Chào các bạn! Vì nhiều lý do từ nay Truyen2U chính thức đổi tên là Truyen247.Pro. Mong các bạn tiếp tục ủng hộ truy cập tên miền mới này nhé! Mãi yêu... ♥

Hoofdstuk 22 - De feeënbronnen

Ik kon niet meer verder. Écht niet. De adrenaline had al die tijd zijn best gedaan, maar nu was het echt op. De vlammende pijn in mijn arm en zij maakten me misselijk; mijn zicht werd belemmerd door zwarte vlekken en mijn maag trok krampachtig samen.

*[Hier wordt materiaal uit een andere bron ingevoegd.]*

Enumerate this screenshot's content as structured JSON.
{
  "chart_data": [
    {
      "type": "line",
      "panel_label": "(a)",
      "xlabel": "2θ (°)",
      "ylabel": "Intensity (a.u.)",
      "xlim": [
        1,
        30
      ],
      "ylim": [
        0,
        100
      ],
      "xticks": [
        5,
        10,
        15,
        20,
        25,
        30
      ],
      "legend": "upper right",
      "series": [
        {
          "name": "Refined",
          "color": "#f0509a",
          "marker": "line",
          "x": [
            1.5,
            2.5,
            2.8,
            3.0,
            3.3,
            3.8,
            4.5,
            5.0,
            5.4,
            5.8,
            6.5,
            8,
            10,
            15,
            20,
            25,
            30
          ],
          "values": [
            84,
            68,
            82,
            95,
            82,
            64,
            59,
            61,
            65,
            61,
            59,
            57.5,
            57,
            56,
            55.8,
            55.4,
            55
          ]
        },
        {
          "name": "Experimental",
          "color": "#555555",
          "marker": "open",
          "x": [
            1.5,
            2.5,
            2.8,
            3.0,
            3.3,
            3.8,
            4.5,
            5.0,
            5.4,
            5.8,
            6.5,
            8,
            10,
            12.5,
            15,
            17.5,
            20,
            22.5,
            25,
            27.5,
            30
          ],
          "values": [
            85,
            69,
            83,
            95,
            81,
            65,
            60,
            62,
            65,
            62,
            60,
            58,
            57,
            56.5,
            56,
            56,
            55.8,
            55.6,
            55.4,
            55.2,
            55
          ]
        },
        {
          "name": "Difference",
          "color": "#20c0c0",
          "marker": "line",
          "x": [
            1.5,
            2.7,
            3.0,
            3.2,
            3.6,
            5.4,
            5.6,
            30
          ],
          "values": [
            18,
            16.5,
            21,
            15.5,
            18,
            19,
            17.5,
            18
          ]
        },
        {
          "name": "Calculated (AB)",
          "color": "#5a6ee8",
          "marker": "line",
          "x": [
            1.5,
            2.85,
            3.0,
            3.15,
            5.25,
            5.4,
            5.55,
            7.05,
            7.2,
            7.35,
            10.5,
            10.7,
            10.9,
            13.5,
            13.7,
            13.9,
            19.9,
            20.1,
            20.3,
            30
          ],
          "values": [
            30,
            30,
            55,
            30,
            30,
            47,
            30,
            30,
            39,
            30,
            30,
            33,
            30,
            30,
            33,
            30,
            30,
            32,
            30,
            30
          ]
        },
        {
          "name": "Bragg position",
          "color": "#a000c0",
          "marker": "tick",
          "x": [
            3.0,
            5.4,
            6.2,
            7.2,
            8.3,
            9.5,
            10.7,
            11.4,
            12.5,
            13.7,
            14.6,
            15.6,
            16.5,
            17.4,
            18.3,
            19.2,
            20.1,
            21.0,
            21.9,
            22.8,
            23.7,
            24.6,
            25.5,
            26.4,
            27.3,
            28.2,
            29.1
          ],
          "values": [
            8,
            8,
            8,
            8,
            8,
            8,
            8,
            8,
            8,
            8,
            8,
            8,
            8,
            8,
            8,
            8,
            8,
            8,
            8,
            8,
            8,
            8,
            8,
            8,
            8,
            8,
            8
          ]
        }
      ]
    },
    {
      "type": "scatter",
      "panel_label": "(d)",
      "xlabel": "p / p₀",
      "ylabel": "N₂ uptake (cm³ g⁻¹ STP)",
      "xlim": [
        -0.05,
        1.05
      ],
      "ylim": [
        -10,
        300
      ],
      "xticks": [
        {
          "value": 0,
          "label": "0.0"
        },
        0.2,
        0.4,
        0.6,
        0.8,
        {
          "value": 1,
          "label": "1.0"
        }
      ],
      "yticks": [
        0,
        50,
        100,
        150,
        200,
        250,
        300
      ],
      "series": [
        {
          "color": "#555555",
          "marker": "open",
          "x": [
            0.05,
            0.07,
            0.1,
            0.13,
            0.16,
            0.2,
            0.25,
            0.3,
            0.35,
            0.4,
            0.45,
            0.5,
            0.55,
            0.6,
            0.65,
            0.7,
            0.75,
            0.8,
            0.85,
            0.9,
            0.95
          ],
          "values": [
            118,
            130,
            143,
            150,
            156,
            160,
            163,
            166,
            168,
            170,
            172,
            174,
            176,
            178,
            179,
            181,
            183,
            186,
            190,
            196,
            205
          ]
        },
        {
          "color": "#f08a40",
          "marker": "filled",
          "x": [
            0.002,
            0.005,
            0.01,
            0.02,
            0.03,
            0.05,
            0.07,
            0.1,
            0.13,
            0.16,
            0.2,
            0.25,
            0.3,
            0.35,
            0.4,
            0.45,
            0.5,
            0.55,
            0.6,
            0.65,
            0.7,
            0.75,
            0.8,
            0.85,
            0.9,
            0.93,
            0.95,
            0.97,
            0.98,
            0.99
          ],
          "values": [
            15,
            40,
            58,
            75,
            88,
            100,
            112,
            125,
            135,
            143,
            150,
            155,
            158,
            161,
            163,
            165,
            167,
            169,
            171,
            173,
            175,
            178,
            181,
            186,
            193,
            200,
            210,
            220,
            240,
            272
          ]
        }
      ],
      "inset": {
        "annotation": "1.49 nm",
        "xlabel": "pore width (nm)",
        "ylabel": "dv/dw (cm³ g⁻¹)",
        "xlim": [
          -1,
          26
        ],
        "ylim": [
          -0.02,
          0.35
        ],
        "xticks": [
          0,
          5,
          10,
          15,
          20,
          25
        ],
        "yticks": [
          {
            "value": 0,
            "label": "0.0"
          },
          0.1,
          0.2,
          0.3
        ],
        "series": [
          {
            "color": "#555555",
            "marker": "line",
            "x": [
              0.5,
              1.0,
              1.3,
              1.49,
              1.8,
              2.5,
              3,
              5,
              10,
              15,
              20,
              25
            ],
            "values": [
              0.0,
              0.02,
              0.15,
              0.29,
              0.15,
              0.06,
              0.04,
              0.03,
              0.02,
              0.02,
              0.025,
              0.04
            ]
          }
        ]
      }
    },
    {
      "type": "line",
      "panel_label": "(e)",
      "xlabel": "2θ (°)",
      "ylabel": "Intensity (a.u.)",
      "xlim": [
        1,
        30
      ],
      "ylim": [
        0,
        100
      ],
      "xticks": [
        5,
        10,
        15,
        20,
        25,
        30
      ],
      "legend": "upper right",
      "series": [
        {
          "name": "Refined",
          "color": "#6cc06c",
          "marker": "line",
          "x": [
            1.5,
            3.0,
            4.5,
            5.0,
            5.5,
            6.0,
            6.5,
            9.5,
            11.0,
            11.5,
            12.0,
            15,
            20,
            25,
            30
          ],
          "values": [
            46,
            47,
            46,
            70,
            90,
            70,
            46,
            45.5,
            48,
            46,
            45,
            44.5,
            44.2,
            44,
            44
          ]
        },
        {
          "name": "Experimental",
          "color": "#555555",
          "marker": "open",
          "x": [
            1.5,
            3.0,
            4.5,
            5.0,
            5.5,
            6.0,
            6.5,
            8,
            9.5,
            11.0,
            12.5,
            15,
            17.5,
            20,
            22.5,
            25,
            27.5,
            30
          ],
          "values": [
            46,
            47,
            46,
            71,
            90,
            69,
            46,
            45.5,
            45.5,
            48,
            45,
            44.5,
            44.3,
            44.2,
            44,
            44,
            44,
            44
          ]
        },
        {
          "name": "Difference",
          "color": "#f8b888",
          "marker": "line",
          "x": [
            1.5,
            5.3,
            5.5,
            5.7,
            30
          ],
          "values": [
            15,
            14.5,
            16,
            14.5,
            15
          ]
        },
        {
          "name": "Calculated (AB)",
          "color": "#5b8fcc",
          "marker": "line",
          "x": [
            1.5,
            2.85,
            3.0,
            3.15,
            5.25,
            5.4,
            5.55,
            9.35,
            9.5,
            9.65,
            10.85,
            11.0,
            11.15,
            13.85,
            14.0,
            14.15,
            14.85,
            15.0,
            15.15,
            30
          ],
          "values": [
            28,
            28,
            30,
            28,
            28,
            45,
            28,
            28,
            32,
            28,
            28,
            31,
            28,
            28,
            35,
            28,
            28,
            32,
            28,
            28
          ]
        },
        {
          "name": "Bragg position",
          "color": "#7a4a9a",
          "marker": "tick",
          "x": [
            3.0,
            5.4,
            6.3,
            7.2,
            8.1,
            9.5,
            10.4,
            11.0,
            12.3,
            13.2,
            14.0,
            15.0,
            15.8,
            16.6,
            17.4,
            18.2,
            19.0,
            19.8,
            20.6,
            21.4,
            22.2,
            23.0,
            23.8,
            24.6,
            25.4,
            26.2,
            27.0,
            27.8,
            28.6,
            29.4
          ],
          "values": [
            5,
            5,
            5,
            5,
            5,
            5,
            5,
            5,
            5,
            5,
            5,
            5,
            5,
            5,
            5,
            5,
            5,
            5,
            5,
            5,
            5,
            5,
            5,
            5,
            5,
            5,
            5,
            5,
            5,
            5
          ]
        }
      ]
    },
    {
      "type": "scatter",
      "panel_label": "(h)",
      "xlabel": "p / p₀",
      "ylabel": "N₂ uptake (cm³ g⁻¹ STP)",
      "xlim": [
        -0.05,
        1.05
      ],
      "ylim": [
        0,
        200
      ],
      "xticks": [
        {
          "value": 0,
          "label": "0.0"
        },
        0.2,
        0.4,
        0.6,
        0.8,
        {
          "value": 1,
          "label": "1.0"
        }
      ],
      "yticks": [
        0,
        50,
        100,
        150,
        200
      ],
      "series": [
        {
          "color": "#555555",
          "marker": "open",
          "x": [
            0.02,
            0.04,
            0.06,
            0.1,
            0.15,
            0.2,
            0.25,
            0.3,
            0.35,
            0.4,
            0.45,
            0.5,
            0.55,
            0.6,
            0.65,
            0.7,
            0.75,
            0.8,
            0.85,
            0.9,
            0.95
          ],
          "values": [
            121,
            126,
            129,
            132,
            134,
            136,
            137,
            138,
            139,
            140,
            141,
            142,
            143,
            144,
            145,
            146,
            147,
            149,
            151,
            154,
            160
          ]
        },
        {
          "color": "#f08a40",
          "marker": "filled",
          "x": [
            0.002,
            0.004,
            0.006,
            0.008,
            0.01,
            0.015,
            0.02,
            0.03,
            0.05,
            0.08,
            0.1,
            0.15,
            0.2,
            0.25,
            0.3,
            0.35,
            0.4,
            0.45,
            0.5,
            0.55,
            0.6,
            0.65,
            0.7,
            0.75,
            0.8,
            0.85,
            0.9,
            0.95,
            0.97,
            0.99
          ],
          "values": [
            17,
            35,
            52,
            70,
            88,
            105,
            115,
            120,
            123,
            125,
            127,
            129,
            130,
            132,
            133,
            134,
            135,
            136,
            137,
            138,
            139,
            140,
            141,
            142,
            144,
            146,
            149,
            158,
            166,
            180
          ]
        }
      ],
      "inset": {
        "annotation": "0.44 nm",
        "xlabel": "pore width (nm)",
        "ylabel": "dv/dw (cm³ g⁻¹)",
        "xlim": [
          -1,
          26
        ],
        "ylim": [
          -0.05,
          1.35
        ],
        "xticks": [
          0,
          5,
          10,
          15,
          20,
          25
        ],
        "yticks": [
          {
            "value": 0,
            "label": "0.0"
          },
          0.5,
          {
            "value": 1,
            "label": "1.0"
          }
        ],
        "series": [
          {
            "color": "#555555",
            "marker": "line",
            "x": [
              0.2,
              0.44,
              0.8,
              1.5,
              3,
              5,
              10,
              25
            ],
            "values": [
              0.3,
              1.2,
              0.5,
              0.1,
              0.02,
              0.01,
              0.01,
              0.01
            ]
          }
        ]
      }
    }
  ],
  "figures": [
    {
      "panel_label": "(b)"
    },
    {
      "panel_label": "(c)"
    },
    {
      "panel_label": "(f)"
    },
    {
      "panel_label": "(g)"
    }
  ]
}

Net toen ik dacht dat ik ging overgeven, voelde ik een hand op mijn schouder.

Het was de tovenaar.

De fee was de lucht in gevlogen en communiceerde met Arvydas op een manier die ik niet begreep. Met haar vleugels zo zacht als zijde, zo kwetsbaar als spinrag maar stevig als ijzer, vloog ze richting het dier, legde haar hand op zijn voorhoofd en begon te zingen.

Haar zachte, lieve stem vulde het hele vertrek, drong door tot in mijn botten die daar zelfs van leken te ontspannen.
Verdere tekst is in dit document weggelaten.